- Born: October 1966 (age 59) China, Sichuan, Yingshan County
- Occupation: Former captain of Team 103 of Chongqing Yutianbao Coal Mine
- Political party: Chinese Communist Party

= Zhang Qiandong =

Chinese coal miner

Zhang Qiandong (Chinese: 张前东; born October 1966) is a Chinese coal miner and former team leader of the 103rd Team at the Yutianbao Coal Mine in Chongqing, China. He is a member of the Chinese Communist Party. Zhang rose to national prominence in 2002, after leading 63 trapped miners to safety during a major flooding incident underground. For his bravery and leadership, he was named one of the inaugural recipients of the "Touching China Annual Person of the Year" award in 2002.

== Early life ==
Zhang was born in October 1966 in Yingshang County, Sichuan Province. He began working in the coal mining industry in 1988.

== Yutianbao coal mine flood ==
On June 13, 2002, heavy rainfall in the area near the Yutianbao Coal Mine, operated by the Nantung Mining Bureau in Chongqing, caused the Liujia River riverbed on the west side of the mine to collapse. Over 130 millimetres of rain fell within 10 hours, leading to a sudden influx of water into the mine. At around 8:00 a.m., Zhang was about to finish his shift when he noticed signs of flooding underground. Realizing that several unfamiliar workers were still down in the shaft, he returned to the mine to find and rescue them. At the time, the underground water inflow had reached 10,000 cubic meters per hour, which meant that the main working area would be completely submerged within hours. By 11:40 a.m., the drainage system underground was overwhelmed, and water levels began to rise rapidly. Zhang descended 800 meters into the mine to check "Zone 42" for any trapped workers. By the time he reached that section, water had already reached a depth of 1.8 meters at the 750-meter level. Finding no one, he began to retreat. By 2:0 p.m., he had reached the 500-meter level, while the 616-meter level was already fully flooded. At that point, approximately 50 miners had gathered in the main shaft. Zhang led them in an attempt to escape eastward through the tunnel. As the water rose, miners had to hold onto overhead pipes to move forward. Eventually, at 5:00 p.m., Zhang successfully led one group of workers out of the mine. On that day, out of 973 miners working underground, only three perished.

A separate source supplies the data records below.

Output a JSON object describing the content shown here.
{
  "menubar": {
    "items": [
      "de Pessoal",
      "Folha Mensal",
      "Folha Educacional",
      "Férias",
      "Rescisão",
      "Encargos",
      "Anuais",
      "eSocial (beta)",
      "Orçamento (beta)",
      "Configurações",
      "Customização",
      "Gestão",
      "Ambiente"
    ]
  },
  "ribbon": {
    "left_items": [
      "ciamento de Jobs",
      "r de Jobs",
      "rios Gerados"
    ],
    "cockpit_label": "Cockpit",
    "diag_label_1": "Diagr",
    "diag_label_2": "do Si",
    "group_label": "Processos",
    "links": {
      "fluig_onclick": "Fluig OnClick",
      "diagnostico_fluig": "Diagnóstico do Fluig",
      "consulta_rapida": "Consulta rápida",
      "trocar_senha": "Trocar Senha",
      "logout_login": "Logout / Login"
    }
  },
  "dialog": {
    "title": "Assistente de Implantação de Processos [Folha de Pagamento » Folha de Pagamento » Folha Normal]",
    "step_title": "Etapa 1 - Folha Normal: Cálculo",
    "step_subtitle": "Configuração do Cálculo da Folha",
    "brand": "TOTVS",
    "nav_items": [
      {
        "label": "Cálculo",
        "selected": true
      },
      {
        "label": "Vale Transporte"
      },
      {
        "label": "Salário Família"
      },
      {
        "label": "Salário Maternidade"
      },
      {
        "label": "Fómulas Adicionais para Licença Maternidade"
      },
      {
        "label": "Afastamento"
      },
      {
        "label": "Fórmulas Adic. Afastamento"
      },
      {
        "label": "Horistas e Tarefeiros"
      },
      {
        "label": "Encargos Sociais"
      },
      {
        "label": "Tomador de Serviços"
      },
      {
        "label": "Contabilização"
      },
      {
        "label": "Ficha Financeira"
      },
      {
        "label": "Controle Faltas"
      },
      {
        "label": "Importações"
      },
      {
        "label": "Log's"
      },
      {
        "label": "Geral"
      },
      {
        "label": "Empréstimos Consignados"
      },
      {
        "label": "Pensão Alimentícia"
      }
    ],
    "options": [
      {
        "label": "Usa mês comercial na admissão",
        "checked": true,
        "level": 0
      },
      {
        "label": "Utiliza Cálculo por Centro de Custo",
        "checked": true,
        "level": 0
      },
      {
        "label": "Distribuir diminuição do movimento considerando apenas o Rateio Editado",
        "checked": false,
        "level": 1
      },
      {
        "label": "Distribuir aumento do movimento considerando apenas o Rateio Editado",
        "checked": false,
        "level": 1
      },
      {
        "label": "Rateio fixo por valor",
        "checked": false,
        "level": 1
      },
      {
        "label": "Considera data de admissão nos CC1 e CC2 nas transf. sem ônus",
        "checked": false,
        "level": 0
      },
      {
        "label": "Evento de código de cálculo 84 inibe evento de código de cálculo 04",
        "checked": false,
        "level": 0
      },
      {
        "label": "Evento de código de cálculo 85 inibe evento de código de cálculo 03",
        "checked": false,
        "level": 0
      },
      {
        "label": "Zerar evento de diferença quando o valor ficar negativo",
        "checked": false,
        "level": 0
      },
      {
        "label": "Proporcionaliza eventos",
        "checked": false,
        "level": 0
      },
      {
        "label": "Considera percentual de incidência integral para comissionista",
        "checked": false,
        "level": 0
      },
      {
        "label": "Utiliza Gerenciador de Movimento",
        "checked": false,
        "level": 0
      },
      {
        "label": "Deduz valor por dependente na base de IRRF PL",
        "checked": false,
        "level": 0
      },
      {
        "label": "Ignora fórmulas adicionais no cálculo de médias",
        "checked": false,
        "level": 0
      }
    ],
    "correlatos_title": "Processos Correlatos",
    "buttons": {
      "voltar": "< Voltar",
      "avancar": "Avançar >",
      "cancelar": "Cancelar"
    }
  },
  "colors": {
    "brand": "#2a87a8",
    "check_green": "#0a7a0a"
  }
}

Zhang's courageous decision to re-enter the mine and his calm, decisive leadership during the crisis were widely praised. His award citation for the 2002 Touching China Annual Person of the Year read:

“At a time of disaster, he made a great choice. Though he had already escaped the shadow of death, he ran back toward it—to bring the light of life to his struggling comrades. He was fearless, clear-headed, and resolute. His personal integrity lit up the dark tunnels of the mine, brought life to hundreds of miners, and illuminated the hearts of the people.
— Touched China Zhang Qiandong award speech

== Later career ==
In 2003, Zhang received the May 1st Labor Medal and the “Glory Contribution Award for Revitalizing Chongqing.” In 2005, he was honored as a National Model Worker. He later served as a delegate to the 16th People's Congress of Chongqing's Wansheng District and as the general manager of the Jiuguoqing Forestry Branch under the Nantong Mining Company.